5 Diese Begründung macht deutlich, dass das Berufungsgericht das Vorbringen der Kläger zu ihrer Gefährdung als zum Christentum konvertierte ehemalige Muslime nicht ernsthaft in Erwägung gezogen hat. Die Beschwerde weist zutreffend darauf hin, dass die Klägerin zu 1 ausweislich der beigezogenen Akten des Aufnahmeverfahrens beim Bundesverwaltungsamt von Anfang an stets angegeben hat, dass ihr Vater muslimischen Glaubens gewesen sei. Auch in der mündlichen Verhandlung vor dem Verwaltungsgericht hat sie ausdrücklich erklärt, vor 1994 sei sie (quasi automatisch) muslimischen Glaubens gewesen, weil ihr Vater als Aserbaidschaner Moslem sei. Zu Zeiten der Sowjetunion sei der Glaube aber nicht praktiziert worden (Gerichtsakte Bd. II Bl. 183). Der Kläger zu 2 stammt nach seinem Vorbringen aus einer aserbaidschanisch-muslimischen Familie und hat sich unstreitig erst zusammen mit seiner Ehefrau dem christlichen Glauben zugewandt. Die Beschwerde weist ferner zutreffend darauf hin, dass ausweislich der eigenen Ausführungen des Berufungsgerichts nach der Auskunft des Transkaukasus-Instituts vom 17. März 2006 gemeinhin als „Abfaller“ vom muslimischen Glauben auch eine Person angesehen werde, die selbst nie einen muslimischen Glauben gehabt und sich einem anderen Glauben zugewandt habe, deren männliche Vorfahren aber einen muslimischen Glauben gehabt hätten. Dies werde etwa von Trägern muslimischer Namen und von aserbaidschanischen Volkszugehörigen regelmäßig angenommen (UA S. 20). Angesichts dieser Umstände hätte das Berufungsgericht sich ausdrücklich mit dem Vorbringen der Kläger befassen müssen, sie würden schon deswegen als zum Christentum konvertierte ehemalige Muslime angesehen, weil ihre Väter aserbaidschanische Volkszugehörige muslimischen Glaubens gewesen seien. Es hätte jedenfalls nicht ohne Absicherung durch eine verlässliche Auskunftslage von sich aus ohne Weiteres annehmen dürfen, dass die Kläger mangels „ausgeübten“ muslimischen Glaubens keine zum Christentum konvertierten ehemaligen Muslime seien und in Aserbaidschan auch nicht als solche angesehen würden. Es kann daher unter den besonderen Umständen des vorliegenden Falles nicht davon ausgegangen werden, dass das Berufungsgericht das entsprechende Vorbringen der Kläger ernsthaft erwogen hat. Darin liegt eine Verletzung des rechtlichen Gehörs der Kläger.
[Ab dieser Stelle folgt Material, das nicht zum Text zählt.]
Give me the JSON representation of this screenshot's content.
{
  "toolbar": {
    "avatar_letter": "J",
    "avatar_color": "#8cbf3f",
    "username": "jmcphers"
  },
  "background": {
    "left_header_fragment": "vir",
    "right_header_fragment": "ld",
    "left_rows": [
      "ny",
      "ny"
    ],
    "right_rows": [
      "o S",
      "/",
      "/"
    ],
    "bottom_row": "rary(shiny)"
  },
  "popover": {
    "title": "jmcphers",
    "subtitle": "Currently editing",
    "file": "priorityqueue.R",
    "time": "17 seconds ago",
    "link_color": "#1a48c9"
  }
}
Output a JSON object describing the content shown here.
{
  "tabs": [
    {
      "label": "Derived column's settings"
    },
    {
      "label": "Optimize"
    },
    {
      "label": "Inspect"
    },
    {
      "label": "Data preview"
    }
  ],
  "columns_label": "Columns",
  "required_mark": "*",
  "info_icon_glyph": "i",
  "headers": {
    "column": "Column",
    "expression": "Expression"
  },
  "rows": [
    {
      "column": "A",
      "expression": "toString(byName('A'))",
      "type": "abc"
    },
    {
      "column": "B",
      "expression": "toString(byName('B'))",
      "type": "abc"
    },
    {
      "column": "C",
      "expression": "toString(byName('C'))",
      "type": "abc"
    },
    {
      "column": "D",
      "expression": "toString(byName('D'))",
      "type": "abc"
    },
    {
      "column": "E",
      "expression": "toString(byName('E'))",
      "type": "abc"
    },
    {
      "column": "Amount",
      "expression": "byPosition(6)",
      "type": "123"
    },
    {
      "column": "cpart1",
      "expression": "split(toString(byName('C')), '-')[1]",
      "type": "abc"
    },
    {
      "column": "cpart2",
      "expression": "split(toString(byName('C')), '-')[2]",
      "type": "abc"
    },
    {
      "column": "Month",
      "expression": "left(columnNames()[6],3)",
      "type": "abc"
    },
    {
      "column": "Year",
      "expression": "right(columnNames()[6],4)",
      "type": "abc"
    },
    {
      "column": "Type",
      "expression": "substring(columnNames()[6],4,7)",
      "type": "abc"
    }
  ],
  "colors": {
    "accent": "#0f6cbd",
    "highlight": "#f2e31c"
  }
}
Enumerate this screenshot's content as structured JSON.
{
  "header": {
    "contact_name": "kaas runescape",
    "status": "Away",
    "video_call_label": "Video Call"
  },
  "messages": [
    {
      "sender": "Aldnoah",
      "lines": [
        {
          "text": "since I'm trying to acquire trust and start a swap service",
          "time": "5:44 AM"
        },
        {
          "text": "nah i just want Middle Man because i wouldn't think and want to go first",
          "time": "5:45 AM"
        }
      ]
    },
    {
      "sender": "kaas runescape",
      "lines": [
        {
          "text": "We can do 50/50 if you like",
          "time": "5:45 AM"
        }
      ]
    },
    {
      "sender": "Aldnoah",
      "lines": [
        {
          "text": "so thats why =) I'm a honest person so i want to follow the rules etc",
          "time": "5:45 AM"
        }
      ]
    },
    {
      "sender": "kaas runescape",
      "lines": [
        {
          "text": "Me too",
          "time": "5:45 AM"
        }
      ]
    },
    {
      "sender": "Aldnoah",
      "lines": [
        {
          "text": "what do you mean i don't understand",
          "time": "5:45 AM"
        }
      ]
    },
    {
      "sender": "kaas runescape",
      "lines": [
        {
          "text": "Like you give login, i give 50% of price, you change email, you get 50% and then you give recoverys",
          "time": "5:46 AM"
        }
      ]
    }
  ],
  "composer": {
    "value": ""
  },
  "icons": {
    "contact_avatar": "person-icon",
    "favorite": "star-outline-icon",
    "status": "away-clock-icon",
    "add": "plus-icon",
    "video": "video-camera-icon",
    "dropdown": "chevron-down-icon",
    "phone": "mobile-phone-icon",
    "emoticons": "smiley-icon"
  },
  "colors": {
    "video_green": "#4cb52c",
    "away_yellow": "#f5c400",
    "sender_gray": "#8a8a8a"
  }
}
6 Auf dieser Gehörsverletzung kann die angefochtene Entscheidung auch beruhen. Denn das Berufungsgericht hat die hilfsweise Beweisanregung der Kläger zu ihrer Gefährdung als konvertierte Christen allein mit der Begründung abgelehnt, dass sie nicht zu dieser Personengruppe gehörten. Dazu, ob die Kläger anderenfalls unter Berücksichtigung von Art. 4 Abs. 4 der Qualifikationsrichtlinie Verfolgung wegen ihrer Religion zu befürchten hätten, hat das Berufungsgericht keine Feststellungen getroffen. Eine solche Gefährdung erscheint, wie die Beschwerde dargelegt hat, angesichts der bisherigen Auskunftslage jedenfalls auch nicht von vornherein ausgeschlossen, da es nach der Auskunft des Transkaukasus-Instituts vom 17. März 2006 zumindest in Einzelfällen in diesem Zusammenhang zu verschiedenen Nachteilszufügungen, insbesondere Haft- oder Geldstrafen, gekommen sei.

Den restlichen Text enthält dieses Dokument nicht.